Moving onto the adults I worked with, Covid brought the same barriers in terms of accessing the physical presence of a therapist. However it did appear that adults who were responding to work commitments via Zoom calls and Microsoft Teams adjusted well to now having therapy via the same platform. It allowed adults to remain in touch with their therapists and also gain support. What had to capture in more detail where the client was living, their local support networks and their local emergency services. This was in relation to managing risk of a client who may not live local to your therapy space. The use of video therapy means clients could be engaging from another country.

The biggest theme which came out from the therapy sessions during Covid lockdown were anxiety regarding health and the risk of death.
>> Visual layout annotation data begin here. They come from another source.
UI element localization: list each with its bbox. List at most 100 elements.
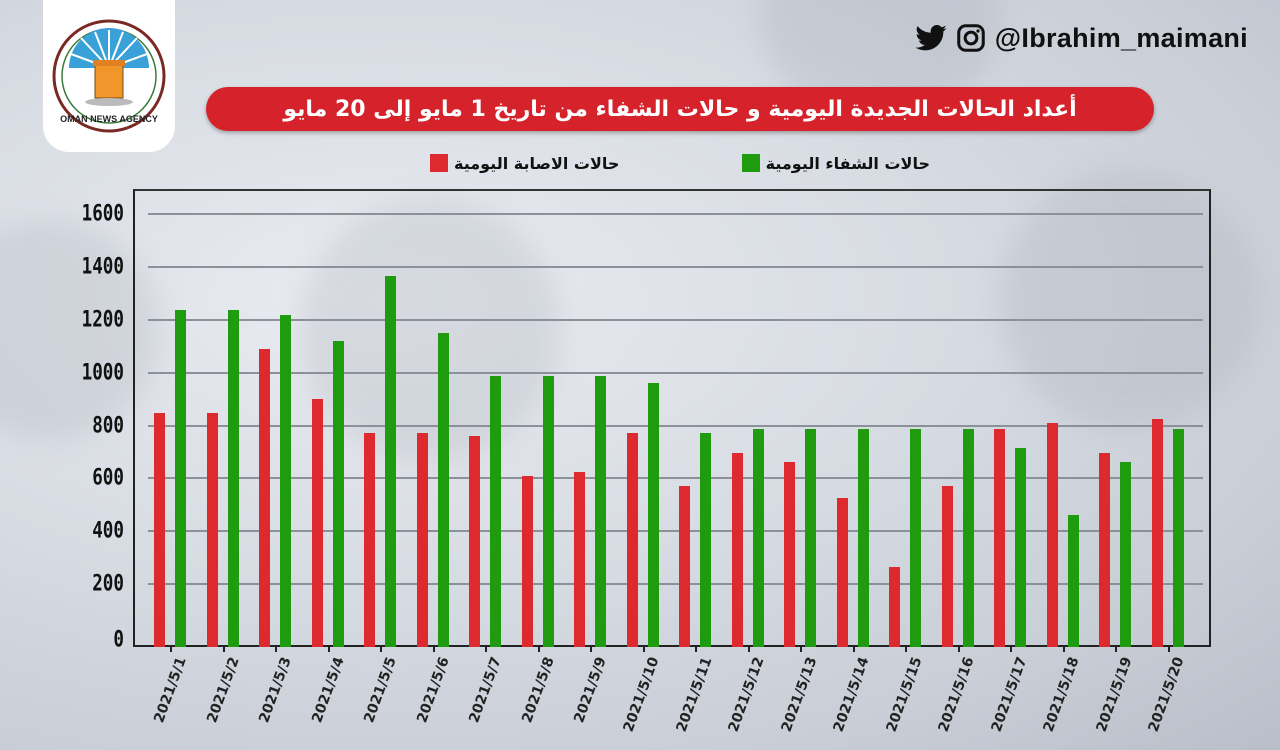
bar-recoveries	[437, 333, 449, 647]
twitter-icon	[915, 25, 947, 51]
bar-recoveries	[647, 383, 659, 647]
gridline	[148, 371, 1203, 374]
bar-recoveries	[385, 275, 396, 647]
y-axis-tick-label: 1600	[81, 201, 124, 227]
x-axis-date-label: 2021/5/1	[151, 655, 191, 726]
bar-recoveries	[1067, 514, 1079, 647]
bar-infections	[626, 432, 638, 647]
gridline	[148, 477, 1203, 480]
bar-recoveries	[1015, 448, 1026, 647]
bar-recoveries	[227, 310, 239, 647]
legend-item-recoveries: حالات الشفاء اليومية	[741, 153, 930, 173]
x-axis-date-label: 2021/5/16	[935, 655, 978, 735]
bar-infections	[994, 428, 1005, 647]
legend-label-infections: حالات الاصابة اليومية	[454, 153, 620, 173]
bar-recoveries	[962, 428, 974, 647]
y-axis-tick-label: 800	[92, 413, 124, 439]
x-axis-tick	[905, 647, 907, 652]
gridline	[148, 213, 1203, 216]
x-axis-tick	[222, 647, 225, 652]
x-axis-tick	[432, 647, 435, 652]
bar-infections	[1046, 422, 1058, 647]
bar-recoveries	[175, 310, 186, 647]
x-axis-date-label: 2021/5/5	[361, 655, 401, 726]
x-axis-tick	[695, 647, 697, 652]
x-axis-date-label: 2021/5/18	[1040, 655, 1083, 735]
chart-title: أعداد الحالات الجديدة اليومية و حالات ال…	[283, 96, 1077, 122]
x-axis-tick	[957, 647, 960, 652]
x-axis-date-label: 2021/5/19	[1093, 655, 1136, 735]
bar-infections	[154, 412, 165, 647]
x-axis-date-label: 2021/5/17	[988, 655, 1031, 735]
gridline	[148, 583, 1203, 586]
legend-label-recoveries: حالات الشفاء اليومية	[765, 153, 930, 173]
bar-infections	[574, 472, 585, 647]
oman-news-agency-emblem-icon: OMAN NEWS AGENCY	[52, 19, 166, 133]
x-axis-tick	[1167, 647, 1170, 652]
legend-swatch-red	[430, 154, 448, 172]
x-axis-tick	[1062, 647, 1065, 652]
chart-title-banner: أعداد الحالات الجديدة اليومية و حالات ال…	[206, 87, 1154, 131]
x-axis-date-label: 2021/5/10	[620, 655, 663, 735]
y-axis-tick-label: 400	[92, 518, 124, 544]
bar-recoveries	[1172, 428, 1184, 647]
x-axis-tick	[1010, 647, 1012, 652]
x-axis-tick	[380, 647, 382, 652]
bar-recoveries	[595, 376, 606, 647]
social-handle-text: @Ibrahim_maimani	[994, 22, 1248, 53]
chart-plot-area	[133, 189, 1211, 647]
x-axis-date-label: 2021/5/20	[1145, 655, 1188, 735]
bar-recoveries	[332, 340, 344, 647]
x-axis-tick	[590, 647, 592, 652]
bar-recoveries	[857, 428, 869, 647]
legend-swatch-green	[741, 154, 760, 172]
x-axis-date-label: 2021/5/15	[883, 655, 926, 735]
y-axis-tick-label: 200	[92, 571, 124, 597]
bar-infections	[784, 462, 795, 647]
x-axis-tick	[485, 647, 487, 652]
bar-recoveries	[1120, 462, 1131, 647]
x-axis-date-label: 2021/5/12	[725, 655, 768, 735]
x-axis-tick	[1115, 647, 1117, 652]
bar-recoveries	[752, 428, 764, 647]
x-axis-tick	[327, 647, 330, 652]
bar-recoveries	[542, 376, 554, 647]
bar-recoveries	[700, 432, 711, 647]
bar-recoveries	[280, 315, 291, 647]
bar-infections	[416, 432, 428, 647]
y-axis-tick-label: 1200	[81, 307, 124, 333]
oman-news-agency-logo: OMAN NEWS AGENCY	[43, 0, 175, 152]
x-axis-tick	[275, 647, 277, 652]
x-axis-date-label: 2021/5/8	[519, 655, 558, 726]
bar-recoveries	[910, 428, 921, 647]
bar-recoveries	[490, 376, 501, 647]
bar-infections	[311, 399, 323, 647]
bar-infections	[889, 566, 900, 647]
gridline	[148, 530, 1203, 533]
bar-infections	[1099, 453, 1110, 647]
bar-infections	[521, 476, 533, 647]
x-axis-date-label: 2021/5/13	[778, 655, 821, 735]
x-axis-date-label: 2021/5/2	[204, 655, 243, 726]
x-axis-date-label: 2021/5/4	[309, 655, 348, 726]
bar-infections	[836, 497, 848, 647]
bar-infections	[1151, 418, 1163, 647]
bar-infections	[364, 432, 375, 647]
gridline	[148, 318, 1203, 321]
bar-infections	[731, 453, 743, 647]
y-axis-tick-label: 0	[113, 627, 124, 653]
svg-text:OMAN NEWS AGENCY: OMAN NEWS AGENCY	[60, 114, 158, 124]
x-axis-date-label: 2021/5/9	[571, 655, 611, 726]
x-axis-tick	[800, 647, 802, 652]
x-axis-date-label: 2021/5/7	[466, 655, 506, 726]
bar-infections	[469, 436, 480, 647]
social-handle-bar: @Ibrahim_maimani	[915, 20, 1248, 56]
y-axis-tick-label: 600	[92, 465, 124, 491]
x-axis-date-label: 2021/5/3	[256, 655, 296, 726]
legend-item-infections: حالات الاصابة اليومية	[430, 154, 619, 173]
x-axis-date-label: 2021/5/11	[673, 655, 716, 735]
y-axis-tick-label: 1000	[81, 360, 124, 386]
x-axis-tick	[747, 647, 750, 652]
bar-infections	[941, 486, 953, 647]
gridline	[148, 424, 1203, 427]
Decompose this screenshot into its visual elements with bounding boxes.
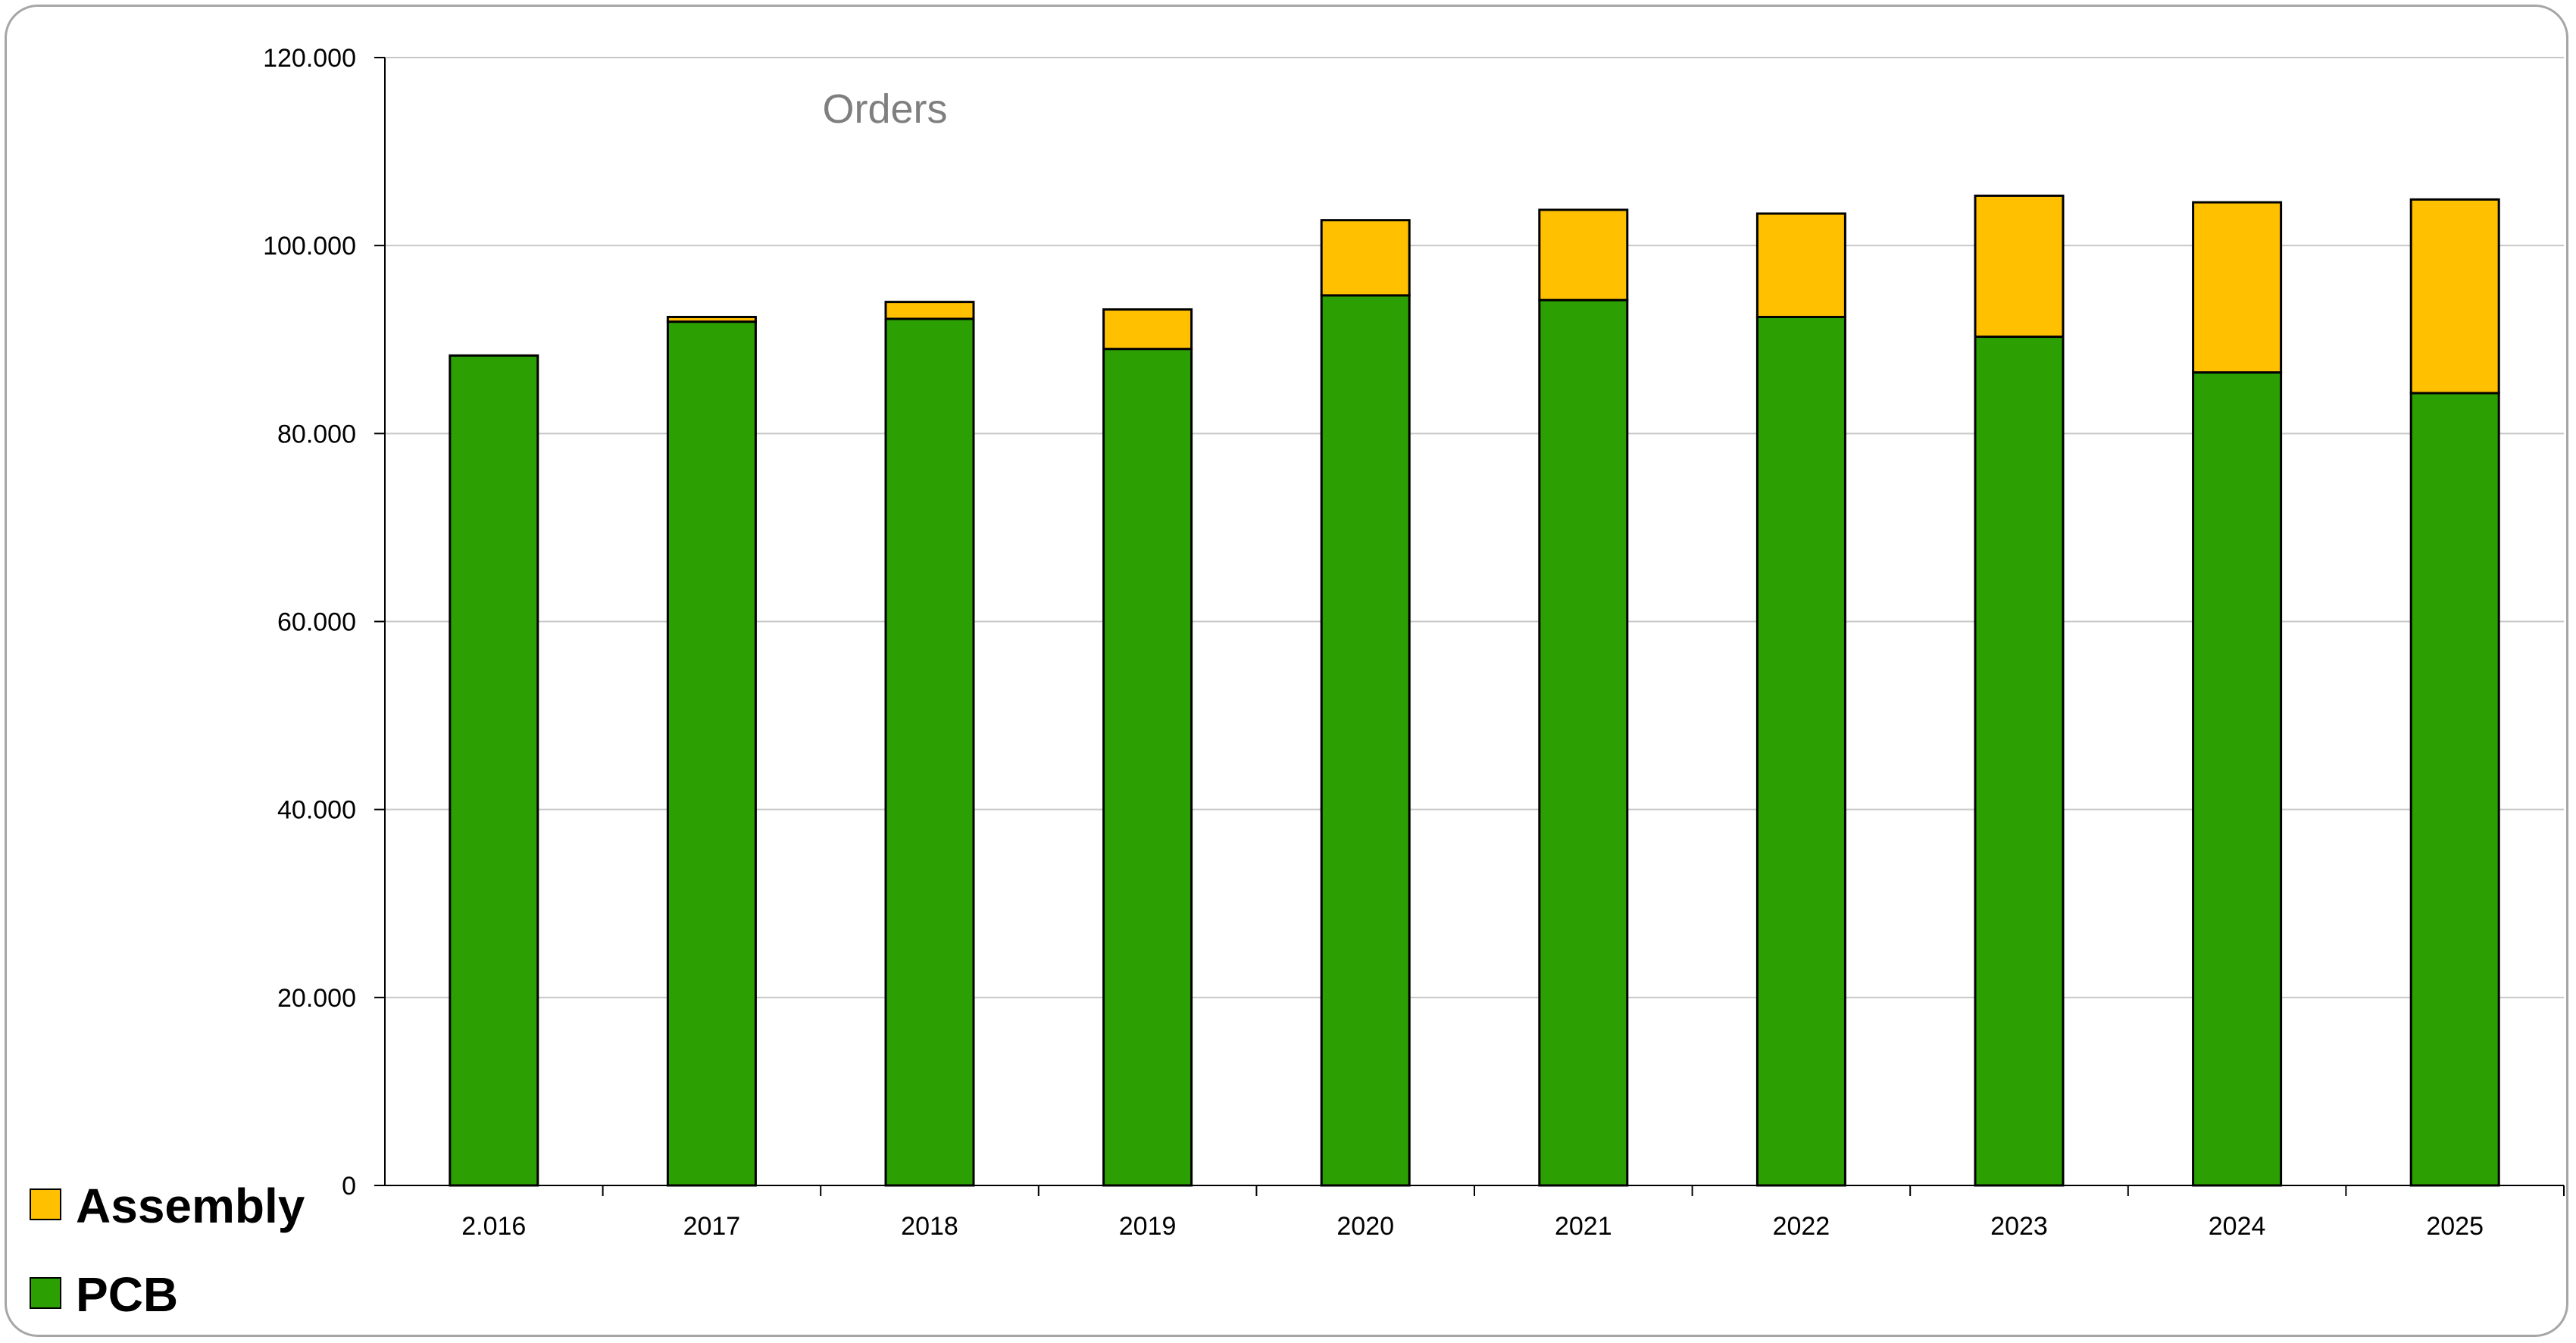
y-tick-label: 60.000 — [277, 608, 356, 637]
legend-swatch-pcb — [30, 1277, 61, 1309]
legend-label-assembly: Assembly — [76, 1179, 305, 1233]
x-tick-label: 2020 — [1336, 1212, 1394, 1241]
bar-pcb-2022 — [1755, 315, 1846, 1187]
bar-pcb-2023 — [1974, 336, 2065, 1187]
bar-pcb-2017 — [666, 320, 757, 1187]
chart-title: Orders — [822, 86, 947, 132]
x-tick-label: 2.016 — [461, 1212, 526, 1241]
x-tick-label: 2017 — [683, 1212, 741, 1241]
legend-item-pcb[interactable]: PCB — [30, 1267, 178, 1322]
bar-assembly-2021 — [1538, 208, 1629, 301]
y-tick-labels: 0 20.000 40.000 60.000 80.000 100.000 120.000 — [263, 44, 356, 1201]
x-tick-labels: 2.016 2017 2018 2019 2020 2021 2022 2023 2024 202… — [461, 1212, 2484, 1241]
x-tick-label: 2022 — [1773, 1212, 1830, 1241]
bar-pcb-2020 — [1320, 294, 1411, 1187]
bar-assembly-2018 — [884, 301, 975, 320]
chart-frame — [5, 5, 2568, 1337]
x-tick-label: 2021 — [1555, 1212, 1612, 1241]
x-tick-label: 2023 — [1990, 1212, 2048, 1241]
bar-pcb-2019 — [1102, 348, 1193, 1187]
legend[interactable]: Assembly PCB — [30, 1179, 305, 1322]
bar-pcb-2024 — [2192, 371, 2283, 1187]
legend-item-assembly[interactable]: Assembly — [30, 1179, 305, 1233]
bar-assembly-2023 — [1974, 194, 2065, 339]
bar-assembly-2022 — [1755, 212, 1846, 318]
y-tick-label: 0 — [342, 1172, 356, 1201]
bar-assembly-2024 — [2192, 201, 2283, 374]
bar-assembly-2025 — [2409, 198, 2500, 395]
bar-pcb-2021 — [1538, 298, 1629, 1187]
y-tick-label: 20.000 — [277, 984, 356, 1013]
y-tick-label: 80.000 — [277, 420, 356, 448]
legend-label-pcb: PCB — [76, 1267, 178, 1322]
bar-pcb-2018 — [884, 317, 975, 1187]
axes — [374, 57, 2565, 1196]
x-tick-label: 2019 — [1119, 1212, 1177, 1241]
x-tick-label: 2024 — [2209, 1212, 2266, 1241]
bar-pcb-2.016 — [449, 354, 539, 1187]
y-tick-label: 120.000 — [263, 44, 356, 73]
bars — [449, 194, 2500, 1187]
legend-swatch-assembly — [30, 1188, 61, 1220]
bar-assembly-2017 — [666, 315, 757, 323]
bar-pcb-2025 — [2409, 392, 2500, 1187]
y-tick-label: 100.000 — [263, 232, 356, 261]
x-tick-label: 2018 — [901, 1212, 958, 1241]
bar-assembly-2020 — [1320, 219, 1411, 297]
y-tick-label: 40.000 — [277, 796, 356, 825]
bar-assembly-2019 — [1102, 308, 1193, 351]
x-tick-label: 2025 — [2426, 1212, 2484, 1241]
This was in relation to the client themselves and also for their loved ones. In addition to this, there was a strong theme of stress, feeling out of control and also loss. Loss of coping mechanisms, loss of routine, hobbies, structure and freedom too.

These early themes then shaped my assessment process in therapy. During lockdown I would spend specific time assessing the impact of Covid on their mental health, how they manage change, understanding their coping mechanisms and also how they are functioning during lockdown. I would ask more details for quality of relationships, their current routine, relationships with alcohol consumption and more.

There was a clear correlation between two things during lockdown. One was that for some, Covid had been the clear trigger for their mental health difficulties which for some they had never experienced prior to the pandemic. Two, that for many, Covid lockdown magnified existing mental health difficulties and issues that the client may have been managing “ok” previously.

In my clinical opinion, as we ease out of lockdown, for the majority, our mental health will begin to improve. This will be due to the return to routines, restrictions of hobbies and interests being lifted and we are able to engage in more of our support networks.

However, this will also bring new anxieties in accepting the “new normal” and the anxiety of social distancing, wearing masks and being encouraged to engage in previous life-styles.

Lastly, lockdown will no doubt bring new clients to therapy. In particular key workers who have had to remain so resilient throughout all of this. As they begin to ease away from the critical and frontline nature of their role, I predict presentations of burnout, low mood, PTSD and complicated grief for the brave key workers.